If a client, his family, the insurance company, the state insurance department, or the courts question the salesperson's dealings with the client, or if a complaint or lawsuit is brought, the contents of the file can serve as evidence that the salesperson competently and diligently worked to provide the client with a suitable product, made all required disclosures, maintained the confidentiality of information, and otherwise adhered to ethical standards. If a salesperson is in doubt about what documents should be retained, she should consult with the insurer she represents.
E&O Coverage
The great majority of insurance agents do their best to always act in an ethical way and comply with all requirements. But unfortunately it can occur that a client or a client's family members accuse an agent of negligence or improper conduct, and in some cases they may file a complaint or even bring a lawsuit. As a result, an agent may see his professional reputation compromised, and he may have to pay legal fees or even substantial legal damages. When this happens, a person's career, business, and personal assets can be put at risk.

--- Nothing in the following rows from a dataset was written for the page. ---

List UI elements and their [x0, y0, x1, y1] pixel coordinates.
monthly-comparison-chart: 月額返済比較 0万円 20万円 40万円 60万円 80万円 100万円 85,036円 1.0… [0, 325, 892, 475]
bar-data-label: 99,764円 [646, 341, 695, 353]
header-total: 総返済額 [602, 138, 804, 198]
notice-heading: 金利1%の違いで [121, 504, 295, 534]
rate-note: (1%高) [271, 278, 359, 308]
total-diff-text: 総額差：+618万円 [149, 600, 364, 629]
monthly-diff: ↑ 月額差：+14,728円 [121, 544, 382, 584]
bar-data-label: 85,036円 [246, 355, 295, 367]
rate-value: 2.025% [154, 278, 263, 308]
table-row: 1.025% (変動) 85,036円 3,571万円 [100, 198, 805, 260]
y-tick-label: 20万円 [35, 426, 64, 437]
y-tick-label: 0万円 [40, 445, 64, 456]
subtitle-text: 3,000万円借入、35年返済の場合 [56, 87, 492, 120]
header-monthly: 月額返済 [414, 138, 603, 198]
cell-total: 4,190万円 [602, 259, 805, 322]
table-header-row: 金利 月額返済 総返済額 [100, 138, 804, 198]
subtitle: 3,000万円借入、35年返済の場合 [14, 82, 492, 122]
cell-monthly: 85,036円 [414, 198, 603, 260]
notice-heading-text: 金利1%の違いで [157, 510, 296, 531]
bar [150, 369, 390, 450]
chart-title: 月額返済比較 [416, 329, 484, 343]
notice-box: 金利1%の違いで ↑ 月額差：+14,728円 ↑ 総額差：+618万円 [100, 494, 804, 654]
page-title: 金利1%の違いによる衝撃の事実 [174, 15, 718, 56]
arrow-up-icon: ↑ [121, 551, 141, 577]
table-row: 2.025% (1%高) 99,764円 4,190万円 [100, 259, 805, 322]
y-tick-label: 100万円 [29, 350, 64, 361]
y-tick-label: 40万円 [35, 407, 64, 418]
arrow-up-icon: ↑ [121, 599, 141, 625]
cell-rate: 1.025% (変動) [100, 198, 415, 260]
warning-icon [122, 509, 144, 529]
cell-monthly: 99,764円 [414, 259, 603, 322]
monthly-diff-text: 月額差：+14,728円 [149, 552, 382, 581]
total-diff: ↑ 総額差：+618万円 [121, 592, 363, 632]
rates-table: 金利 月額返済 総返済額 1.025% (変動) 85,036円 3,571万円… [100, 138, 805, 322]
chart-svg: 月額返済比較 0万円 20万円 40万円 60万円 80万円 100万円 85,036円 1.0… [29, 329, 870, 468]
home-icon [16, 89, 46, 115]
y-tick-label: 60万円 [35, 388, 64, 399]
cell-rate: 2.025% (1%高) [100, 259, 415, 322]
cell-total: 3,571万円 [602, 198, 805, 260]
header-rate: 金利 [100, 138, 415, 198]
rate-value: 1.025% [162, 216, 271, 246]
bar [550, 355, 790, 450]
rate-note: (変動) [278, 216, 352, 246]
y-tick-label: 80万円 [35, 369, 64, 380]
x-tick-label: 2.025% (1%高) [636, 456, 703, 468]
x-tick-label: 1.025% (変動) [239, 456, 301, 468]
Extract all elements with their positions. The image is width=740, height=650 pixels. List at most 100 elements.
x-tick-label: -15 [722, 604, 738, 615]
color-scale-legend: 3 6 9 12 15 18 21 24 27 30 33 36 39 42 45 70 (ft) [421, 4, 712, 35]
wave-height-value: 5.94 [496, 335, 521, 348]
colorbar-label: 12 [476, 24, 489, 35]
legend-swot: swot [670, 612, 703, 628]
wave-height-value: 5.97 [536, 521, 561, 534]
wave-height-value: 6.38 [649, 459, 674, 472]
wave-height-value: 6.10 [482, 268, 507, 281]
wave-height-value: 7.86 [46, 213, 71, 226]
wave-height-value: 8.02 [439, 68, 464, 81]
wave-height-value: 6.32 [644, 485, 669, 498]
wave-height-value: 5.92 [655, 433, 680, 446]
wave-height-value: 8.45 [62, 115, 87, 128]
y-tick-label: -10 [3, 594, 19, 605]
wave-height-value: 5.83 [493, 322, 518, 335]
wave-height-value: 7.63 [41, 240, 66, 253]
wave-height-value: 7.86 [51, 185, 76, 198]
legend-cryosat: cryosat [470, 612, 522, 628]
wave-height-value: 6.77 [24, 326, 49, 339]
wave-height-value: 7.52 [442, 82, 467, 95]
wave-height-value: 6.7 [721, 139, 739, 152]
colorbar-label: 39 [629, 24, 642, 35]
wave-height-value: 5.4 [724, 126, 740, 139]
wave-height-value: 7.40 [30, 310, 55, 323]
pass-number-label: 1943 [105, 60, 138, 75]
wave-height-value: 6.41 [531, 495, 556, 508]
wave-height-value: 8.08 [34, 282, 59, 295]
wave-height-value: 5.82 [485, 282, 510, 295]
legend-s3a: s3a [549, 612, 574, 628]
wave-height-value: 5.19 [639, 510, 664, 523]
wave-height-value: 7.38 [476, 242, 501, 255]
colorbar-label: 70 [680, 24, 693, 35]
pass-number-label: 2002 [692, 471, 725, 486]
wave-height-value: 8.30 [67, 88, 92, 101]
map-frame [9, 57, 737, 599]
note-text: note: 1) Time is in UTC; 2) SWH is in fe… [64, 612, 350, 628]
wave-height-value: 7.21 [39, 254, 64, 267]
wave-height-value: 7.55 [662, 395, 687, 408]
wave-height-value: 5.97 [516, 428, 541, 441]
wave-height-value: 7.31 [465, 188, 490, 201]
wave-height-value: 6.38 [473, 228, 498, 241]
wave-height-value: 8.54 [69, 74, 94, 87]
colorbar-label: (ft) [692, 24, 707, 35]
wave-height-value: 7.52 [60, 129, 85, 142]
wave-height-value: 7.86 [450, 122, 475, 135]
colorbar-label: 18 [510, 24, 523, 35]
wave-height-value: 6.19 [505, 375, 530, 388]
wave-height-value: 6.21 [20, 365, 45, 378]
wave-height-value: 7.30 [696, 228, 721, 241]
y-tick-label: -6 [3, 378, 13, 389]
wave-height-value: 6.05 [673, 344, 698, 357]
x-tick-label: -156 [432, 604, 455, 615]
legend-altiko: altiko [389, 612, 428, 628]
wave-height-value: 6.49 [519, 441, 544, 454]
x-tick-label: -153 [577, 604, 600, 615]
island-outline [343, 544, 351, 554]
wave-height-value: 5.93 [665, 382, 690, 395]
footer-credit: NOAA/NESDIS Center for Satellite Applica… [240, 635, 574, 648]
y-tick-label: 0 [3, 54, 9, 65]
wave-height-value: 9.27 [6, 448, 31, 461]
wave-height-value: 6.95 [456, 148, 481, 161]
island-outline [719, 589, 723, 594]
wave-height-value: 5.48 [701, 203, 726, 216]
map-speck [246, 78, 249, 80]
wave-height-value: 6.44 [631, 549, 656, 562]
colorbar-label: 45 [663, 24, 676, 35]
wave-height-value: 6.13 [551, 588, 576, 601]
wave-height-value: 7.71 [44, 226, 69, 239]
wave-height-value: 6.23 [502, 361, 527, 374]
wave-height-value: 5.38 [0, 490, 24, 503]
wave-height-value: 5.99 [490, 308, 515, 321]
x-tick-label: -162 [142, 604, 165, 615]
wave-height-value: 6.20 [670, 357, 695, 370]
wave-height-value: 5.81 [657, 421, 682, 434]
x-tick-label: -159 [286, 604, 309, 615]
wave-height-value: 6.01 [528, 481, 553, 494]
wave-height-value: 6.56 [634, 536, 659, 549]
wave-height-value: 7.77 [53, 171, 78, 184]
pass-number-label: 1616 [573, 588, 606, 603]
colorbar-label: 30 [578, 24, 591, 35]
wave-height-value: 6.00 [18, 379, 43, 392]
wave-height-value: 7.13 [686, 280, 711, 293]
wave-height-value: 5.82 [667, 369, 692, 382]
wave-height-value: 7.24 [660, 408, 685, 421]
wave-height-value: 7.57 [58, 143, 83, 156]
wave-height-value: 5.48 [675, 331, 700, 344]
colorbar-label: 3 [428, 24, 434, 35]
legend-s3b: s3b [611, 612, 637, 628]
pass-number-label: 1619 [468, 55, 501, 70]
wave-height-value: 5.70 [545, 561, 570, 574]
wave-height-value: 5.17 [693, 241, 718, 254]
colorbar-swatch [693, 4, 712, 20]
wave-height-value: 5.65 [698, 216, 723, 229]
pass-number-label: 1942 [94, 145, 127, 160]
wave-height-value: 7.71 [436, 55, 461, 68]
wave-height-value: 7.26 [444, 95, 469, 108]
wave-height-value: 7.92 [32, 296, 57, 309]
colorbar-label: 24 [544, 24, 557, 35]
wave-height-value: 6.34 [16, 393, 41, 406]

Errors and omissions (E&O) coverage addresses this risk. It can provide an agent with access to experienced legal counsel to fight charges and clear his name, and if an adverse legal decision is made, it can provide funds to pay claims. Agents can obtain E&O coverage through the insurer they represent or a professional association. All agents should keep in mind the following:
• E&O coverage is essential for the protection of an agent's business and assets.
• For E&O coverage to apply, an agent must comply with certain rules, so he must be familiar with these rules and adhere to them.
• An agent should periodically review coverage amounts and make sure they have not been outpaced by inflation.